How To Install Cassandra and Run a Multi-Node Cluster on Ubuntu 22.04

Published on July 21, 2022

Apache

Databases

NoSQL

Ubuntu 22.04

By finid and Caitlin Postal

How To Install Cassandra and Run a Multi-Node Cluster on Ubuntu 22.04

The author selected the Free and Open Source Fund to receive a donation as part of the Write for DOnations program.

Introduction

Apache Cassandra is an open-source, masterless, and distributed NoSQL database system. Cassandra is suited for mission-critical applications and multi-node setups because it’s scalable, elastic, and fault-tolerant. Cassandra database management works through a node system, and nodes are held within a cluster.

In this tutorial, you’ll install Cassandra and run a multi-node cluster on Ubuntu 22.04.

Prerequisites

To complete this tutorial, you’ll need the following:

At least 2 Ubuntu 22.04 servers configured using the Ubuntu 22.04 initial server setup guide with a sudo non-root user, firewall, and at least 2 GB of RAM in the same datacenter region. Cassandra will not run if deployed on a server with only 1 GB of RAM. See the official hardware requirements guide for Cassandra for more information. It is recommended, but not required, that all the nodes in your cluster have the same or similar specifications.
Java runtime installed on your machine. You can install OpenJDK 8, OpenJDK 11, Oracle Java Standard Edition 8, or Oracle Java Standard Edition 11 runtime using Step 1 of How To Install Java with Apt on Ubuntu 22.04.
Cassandra installed on each server using Steps 1 and 2 of How To Install Cassandra and Run a Single-Node Cluster on Ubuntu 22.04.

Note: Be sure to reboot the servers after completing the prerequisite steps and before starting Step 1 of this article.

Step 1 — Configuring the Firewall to Allow Cassandra Traffic

For a multi-node cluster to function, all member nodes must be able to communicate, which means the firewall must be configured to allow Cassandra traffic. In this step, you will configure the firewall to allow that traffic.

For each node, you will need to allow traffic through the following network ports from other nodes in the cluster:

7000 is the TCP port for commands and data.
9042 is the TCP port for the native transport server. The Cassandra command line utility, cqlsh, will connect to the cluster through this port.
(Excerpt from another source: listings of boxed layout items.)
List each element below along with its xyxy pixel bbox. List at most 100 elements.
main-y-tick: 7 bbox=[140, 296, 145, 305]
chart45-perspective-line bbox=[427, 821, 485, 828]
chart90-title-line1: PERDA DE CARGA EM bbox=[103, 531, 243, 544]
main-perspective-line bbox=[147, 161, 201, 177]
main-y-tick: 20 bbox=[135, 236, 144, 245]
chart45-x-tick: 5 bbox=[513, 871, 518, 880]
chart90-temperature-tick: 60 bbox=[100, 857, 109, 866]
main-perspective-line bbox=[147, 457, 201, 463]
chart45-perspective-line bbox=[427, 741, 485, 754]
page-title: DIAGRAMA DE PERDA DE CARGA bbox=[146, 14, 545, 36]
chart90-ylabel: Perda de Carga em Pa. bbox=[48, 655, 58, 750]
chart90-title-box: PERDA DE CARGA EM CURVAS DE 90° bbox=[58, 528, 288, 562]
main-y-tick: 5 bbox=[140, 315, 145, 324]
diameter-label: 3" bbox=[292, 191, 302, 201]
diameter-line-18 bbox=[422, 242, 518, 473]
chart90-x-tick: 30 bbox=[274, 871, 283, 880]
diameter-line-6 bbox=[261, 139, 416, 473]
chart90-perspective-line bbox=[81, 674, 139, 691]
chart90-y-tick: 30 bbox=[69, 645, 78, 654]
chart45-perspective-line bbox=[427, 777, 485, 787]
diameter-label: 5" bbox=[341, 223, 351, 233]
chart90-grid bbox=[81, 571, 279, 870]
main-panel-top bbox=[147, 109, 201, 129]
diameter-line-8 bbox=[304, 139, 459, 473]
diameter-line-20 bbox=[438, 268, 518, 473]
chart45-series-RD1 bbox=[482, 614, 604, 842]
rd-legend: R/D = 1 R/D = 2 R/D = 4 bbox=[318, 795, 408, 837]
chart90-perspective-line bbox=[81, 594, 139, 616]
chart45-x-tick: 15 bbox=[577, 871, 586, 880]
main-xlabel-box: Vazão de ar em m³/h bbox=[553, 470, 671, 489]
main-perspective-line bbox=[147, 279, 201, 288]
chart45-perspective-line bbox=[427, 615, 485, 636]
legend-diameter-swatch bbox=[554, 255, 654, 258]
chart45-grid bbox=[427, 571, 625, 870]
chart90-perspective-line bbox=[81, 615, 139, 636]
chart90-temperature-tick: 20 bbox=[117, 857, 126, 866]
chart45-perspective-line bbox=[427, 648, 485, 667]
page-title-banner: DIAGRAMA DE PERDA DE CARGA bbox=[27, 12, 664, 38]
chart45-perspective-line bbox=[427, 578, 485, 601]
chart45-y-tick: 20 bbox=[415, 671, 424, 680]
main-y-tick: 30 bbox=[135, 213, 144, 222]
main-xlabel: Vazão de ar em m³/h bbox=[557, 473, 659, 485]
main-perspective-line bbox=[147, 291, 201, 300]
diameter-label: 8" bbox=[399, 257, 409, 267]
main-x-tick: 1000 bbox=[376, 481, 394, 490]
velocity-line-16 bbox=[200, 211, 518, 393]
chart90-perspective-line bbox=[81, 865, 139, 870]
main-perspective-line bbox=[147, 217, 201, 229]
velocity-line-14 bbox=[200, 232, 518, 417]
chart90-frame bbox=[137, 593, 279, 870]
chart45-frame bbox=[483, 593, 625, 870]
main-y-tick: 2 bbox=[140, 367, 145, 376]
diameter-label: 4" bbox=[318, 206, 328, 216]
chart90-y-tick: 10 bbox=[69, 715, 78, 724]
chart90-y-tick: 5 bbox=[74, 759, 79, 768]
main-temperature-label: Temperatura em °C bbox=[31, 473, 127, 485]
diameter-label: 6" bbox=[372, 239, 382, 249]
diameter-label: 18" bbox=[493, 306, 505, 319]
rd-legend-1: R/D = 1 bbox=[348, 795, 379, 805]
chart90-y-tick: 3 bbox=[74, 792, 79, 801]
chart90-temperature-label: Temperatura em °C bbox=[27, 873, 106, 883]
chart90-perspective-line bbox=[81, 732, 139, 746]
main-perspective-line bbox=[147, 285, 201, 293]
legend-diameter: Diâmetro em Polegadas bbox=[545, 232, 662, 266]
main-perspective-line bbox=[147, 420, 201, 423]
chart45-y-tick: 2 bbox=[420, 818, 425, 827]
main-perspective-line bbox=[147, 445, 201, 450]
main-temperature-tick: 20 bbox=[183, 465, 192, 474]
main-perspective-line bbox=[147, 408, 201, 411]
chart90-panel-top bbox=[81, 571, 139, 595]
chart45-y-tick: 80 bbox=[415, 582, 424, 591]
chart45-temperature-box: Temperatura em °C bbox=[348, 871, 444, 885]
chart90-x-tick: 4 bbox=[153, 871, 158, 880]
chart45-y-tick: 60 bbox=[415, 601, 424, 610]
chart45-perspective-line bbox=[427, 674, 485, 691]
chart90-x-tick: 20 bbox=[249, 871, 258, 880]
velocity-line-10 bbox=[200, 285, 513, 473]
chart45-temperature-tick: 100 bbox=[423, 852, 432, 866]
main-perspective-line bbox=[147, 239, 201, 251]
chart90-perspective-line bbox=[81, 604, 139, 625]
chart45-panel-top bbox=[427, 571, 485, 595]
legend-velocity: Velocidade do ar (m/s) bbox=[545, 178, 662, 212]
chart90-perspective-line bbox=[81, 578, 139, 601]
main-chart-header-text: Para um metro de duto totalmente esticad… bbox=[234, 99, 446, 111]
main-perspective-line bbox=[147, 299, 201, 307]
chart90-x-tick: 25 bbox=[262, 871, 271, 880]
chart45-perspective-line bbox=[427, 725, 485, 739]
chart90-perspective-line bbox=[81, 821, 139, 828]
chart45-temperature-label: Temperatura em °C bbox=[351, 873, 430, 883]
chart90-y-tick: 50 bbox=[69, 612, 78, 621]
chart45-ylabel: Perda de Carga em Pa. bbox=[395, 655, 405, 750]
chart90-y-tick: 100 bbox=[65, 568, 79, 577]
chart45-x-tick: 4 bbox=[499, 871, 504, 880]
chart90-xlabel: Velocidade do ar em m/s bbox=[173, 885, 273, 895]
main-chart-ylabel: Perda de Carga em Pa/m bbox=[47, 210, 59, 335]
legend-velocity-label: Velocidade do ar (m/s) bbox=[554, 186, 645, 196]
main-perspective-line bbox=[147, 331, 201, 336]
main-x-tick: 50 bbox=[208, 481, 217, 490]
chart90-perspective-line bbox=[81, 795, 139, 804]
Best security practice dictates that for all nodes within a datacenter region, all communication should be via the internal network interfaces, not the Internet-facing network interfaces. For a DigitalOcean server, the network interface of interest is the private network interface. For each node in your cluster, you’ll need the IP address of that interface.

You can get that information from your DigitalOcean dashboard (from the Networking tab of each Droplet). You can also use the following command to extract the same information through the command line:

hostname -I | cut -d' ' -f3

The I option to the hostname command causes it to output all the IPv4 addresses associated with the server in a single line, with each address separated by a single space (except the loopback address 127.0.0.1). That output is then piped (|) to the cut command.

The d option tells the cut command how to separate or delimit the received output. In this case, they are separated by a single space.

The f3 option tells the cut command to output the third field, which is the IP address of the private network interface that you want.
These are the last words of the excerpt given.